Lack of navigation also makes filling out forms, like job applications, incredibly challenging if not impossible. Creating an inclusive website should entail navigation that can be done through the keyboard alone. This is typically done through the use of the Tab key, which moves to any section that has been programmed with a “keyboard focus”. This should include internal links, external links, and all other content on every page. There are a number of online resources to help you achieve this.
In addition to making a website more easily navigated via keyboard, it’s important to alter any form of navigation that is automated, like rotating carousels. Even if this automation is just to display images and doesn’t cause the user to jump to a different page or section, it can still be frustrating and overall unwelcoming for those who need more time to take in information.
On the same note, don’t set up any form of automated media like music or video. You can embed a video (or music track) with a player that allows the user to play it when they choose so they’re prepared to actually be able to take in the content versus being caught off guard and missing important details.
To further improve website access for veterans, web creators should make sure their site compliments the use of assistive technology, specifically devices called “readers” that read the content to the user. Make sure you spell things out fully instead of just using acronyms and abbreviations, for example. For images on your site, include Alt tags.

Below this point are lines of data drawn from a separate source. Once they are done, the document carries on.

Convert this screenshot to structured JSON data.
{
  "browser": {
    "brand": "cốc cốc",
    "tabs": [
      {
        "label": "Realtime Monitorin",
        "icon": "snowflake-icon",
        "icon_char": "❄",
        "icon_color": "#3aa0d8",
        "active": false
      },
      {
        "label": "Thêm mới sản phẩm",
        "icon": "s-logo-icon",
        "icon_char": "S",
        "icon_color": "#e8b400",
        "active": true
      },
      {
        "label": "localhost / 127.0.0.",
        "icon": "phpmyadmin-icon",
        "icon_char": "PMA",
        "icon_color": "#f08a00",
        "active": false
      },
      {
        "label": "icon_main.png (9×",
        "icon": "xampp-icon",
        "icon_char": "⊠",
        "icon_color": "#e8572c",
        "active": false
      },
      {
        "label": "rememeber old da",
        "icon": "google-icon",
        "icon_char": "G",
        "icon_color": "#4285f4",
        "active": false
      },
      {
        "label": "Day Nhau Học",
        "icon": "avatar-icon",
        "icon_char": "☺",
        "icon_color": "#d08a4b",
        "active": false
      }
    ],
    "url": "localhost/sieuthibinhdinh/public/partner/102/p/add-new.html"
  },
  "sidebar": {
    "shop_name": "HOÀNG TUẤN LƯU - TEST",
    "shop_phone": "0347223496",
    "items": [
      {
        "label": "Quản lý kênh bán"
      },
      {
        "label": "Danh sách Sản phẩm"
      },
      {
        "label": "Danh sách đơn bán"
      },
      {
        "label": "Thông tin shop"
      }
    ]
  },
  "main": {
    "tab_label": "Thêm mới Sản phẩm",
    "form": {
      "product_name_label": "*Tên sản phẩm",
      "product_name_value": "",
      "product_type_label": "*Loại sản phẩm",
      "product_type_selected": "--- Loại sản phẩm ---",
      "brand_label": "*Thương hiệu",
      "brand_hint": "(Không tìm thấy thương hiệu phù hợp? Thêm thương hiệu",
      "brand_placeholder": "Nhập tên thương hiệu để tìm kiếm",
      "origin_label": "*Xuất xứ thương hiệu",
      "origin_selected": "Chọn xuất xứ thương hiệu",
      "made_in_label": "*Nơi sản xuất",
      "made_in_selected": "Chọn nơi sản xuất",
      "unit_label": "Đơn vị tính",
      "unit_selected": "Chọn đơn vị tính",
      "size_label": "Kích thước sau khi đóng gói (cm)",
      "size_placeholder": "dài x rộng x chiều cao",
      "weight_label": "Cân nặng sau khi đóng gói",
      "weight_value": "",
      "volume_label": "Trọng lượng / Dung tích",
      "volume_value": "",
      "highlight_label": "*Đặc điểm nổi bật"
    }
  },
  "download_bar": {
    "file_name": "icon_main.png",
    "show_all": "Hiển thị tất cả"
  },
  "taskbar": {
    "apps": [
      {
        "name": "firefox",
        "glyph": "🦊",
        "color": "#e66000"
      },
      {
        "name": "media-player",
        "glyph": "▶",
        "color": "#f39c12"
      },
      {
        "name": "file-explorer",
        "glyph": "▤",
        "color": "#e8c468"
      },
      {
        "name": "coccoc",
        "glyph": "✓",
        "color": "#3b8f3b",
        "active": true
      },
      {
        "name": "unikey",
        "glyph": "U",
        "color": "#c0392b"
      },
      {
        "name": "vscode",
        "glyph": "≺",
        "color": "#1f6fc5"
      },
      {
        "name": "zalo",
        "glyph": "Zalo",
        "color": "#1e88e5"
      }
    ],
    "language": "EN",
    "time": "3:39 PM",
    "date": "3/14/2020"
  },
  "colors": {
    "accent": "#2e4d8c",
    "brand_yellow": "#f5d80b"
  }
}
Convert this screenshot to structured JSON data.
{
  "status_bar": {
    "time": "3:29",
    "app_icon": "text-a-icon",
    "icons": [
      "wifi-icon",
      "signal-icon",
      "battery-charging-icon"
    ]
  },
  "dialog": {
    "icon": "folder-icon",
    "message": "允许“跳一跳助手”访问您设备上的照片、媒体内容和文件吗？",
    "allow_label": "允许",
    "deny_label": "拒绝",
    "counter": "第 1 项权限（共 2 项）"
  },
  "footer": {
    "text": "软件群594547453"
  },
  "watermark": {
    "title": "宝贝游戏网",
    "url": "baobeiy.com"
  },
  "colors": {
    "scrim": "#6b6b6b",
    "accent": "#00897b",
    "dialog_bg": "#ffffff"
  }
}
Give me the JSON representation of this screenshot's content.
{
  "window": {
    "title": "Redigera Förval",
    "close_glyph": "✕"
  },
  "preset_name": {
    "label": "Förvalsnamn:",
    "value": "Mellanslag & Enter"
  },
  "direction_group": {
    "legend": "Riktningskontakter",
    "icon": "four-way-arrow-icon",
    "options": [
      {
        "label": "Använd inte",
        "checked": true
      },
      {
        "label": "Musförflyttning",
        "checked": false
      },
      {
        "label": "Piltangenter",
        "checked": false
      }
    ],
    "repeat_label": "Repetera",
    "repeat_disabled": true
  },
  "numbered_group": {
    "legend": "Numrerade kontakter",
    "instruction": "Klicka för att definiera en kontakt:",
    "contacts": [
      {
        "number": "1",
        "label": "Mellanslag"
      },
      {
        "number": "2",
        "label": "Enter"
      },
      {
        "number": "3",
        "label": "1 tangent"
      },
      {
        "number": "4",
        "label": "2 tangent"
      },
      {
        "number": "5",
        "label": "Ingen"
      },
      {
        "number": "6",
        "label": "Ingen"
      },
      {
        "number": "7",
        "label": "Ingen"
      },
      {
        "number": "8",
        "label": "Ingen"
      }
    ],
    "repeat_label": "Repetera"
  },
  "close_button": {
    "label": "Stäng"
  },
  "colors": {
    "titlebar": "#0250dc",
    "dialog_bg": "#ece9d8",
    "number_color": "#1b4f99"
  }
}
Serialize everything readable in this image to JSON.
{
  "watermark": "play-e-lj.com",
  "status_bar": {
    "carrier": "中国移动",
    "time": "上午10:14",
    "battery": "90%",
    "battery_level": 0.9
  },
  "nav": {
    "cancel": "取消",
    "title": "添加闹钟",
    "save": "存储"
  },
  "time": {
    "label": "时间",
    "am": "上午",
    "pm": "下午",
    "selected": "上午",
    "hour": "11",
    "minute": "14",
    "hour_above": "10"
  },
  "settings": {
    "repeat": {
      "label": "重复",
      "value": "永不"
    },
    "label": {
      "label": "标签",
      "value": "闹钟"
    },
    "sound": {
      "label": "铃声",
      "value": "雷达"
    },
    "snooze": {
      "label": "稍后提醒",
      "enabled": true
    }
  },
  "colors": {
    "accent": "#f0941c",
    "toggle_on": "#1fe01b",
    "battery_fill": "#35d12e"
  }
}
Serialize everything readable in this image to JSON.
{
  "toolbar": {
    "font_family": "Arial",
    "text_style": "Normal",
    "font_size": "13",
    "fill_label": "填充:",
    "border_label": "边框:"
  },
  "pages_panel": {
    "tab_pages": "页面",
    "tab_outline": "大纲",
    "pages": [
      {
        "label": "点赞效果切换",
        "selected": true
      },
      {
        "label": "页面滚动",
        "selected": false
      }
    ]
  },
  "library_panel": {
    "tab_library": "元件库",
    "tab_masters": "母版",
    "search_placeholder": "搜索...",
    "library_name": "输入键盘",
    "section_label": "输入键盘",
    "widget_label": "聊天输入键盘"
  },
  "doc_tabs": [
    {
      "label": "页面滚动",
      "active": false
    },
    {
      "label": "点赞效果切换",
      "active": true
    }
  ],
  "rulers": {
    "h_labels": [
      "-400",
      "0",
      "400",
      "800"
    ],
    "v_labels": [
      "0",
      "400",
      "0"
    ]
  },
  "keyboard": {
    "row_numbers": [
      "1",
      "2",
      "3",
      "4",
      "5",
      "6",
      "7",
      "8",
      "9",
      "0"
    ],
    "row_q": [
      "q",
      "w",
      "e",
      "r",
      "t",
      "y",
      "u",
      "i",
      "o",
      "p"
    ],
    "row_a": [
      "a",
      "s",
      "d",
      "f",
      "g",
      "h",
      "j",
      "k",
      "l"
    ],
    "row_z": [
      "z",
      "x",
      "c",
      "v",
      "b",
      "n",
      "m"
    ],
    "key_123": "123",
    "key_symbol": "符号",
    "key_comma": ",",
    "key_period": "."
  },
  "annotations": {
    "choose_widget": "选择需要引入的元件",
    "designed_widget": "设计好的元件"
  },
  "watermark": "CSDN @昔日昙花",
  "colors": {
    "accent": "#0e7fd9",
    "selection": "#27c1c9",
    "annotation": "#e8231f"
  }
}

Alt-text is the descriptive text you often see pop up as you pass over an image as well as what’s in place in the case that an image doesn’t load. These tags are read by assistive readers, which enables users to know what images are on the page. Once again, this helps veterans with disabilities gain access to a range of information on employment programs, medical benefits, continuing education opportunities, and so much more that is put into place to help them post-service.
Though there are a number of benefits for disabled veterans by improving access to your website, there are also benefits for you as the creator as well, like an increase in web traffic. That ultimately means you’ll be able to reach, and therefore help, more people.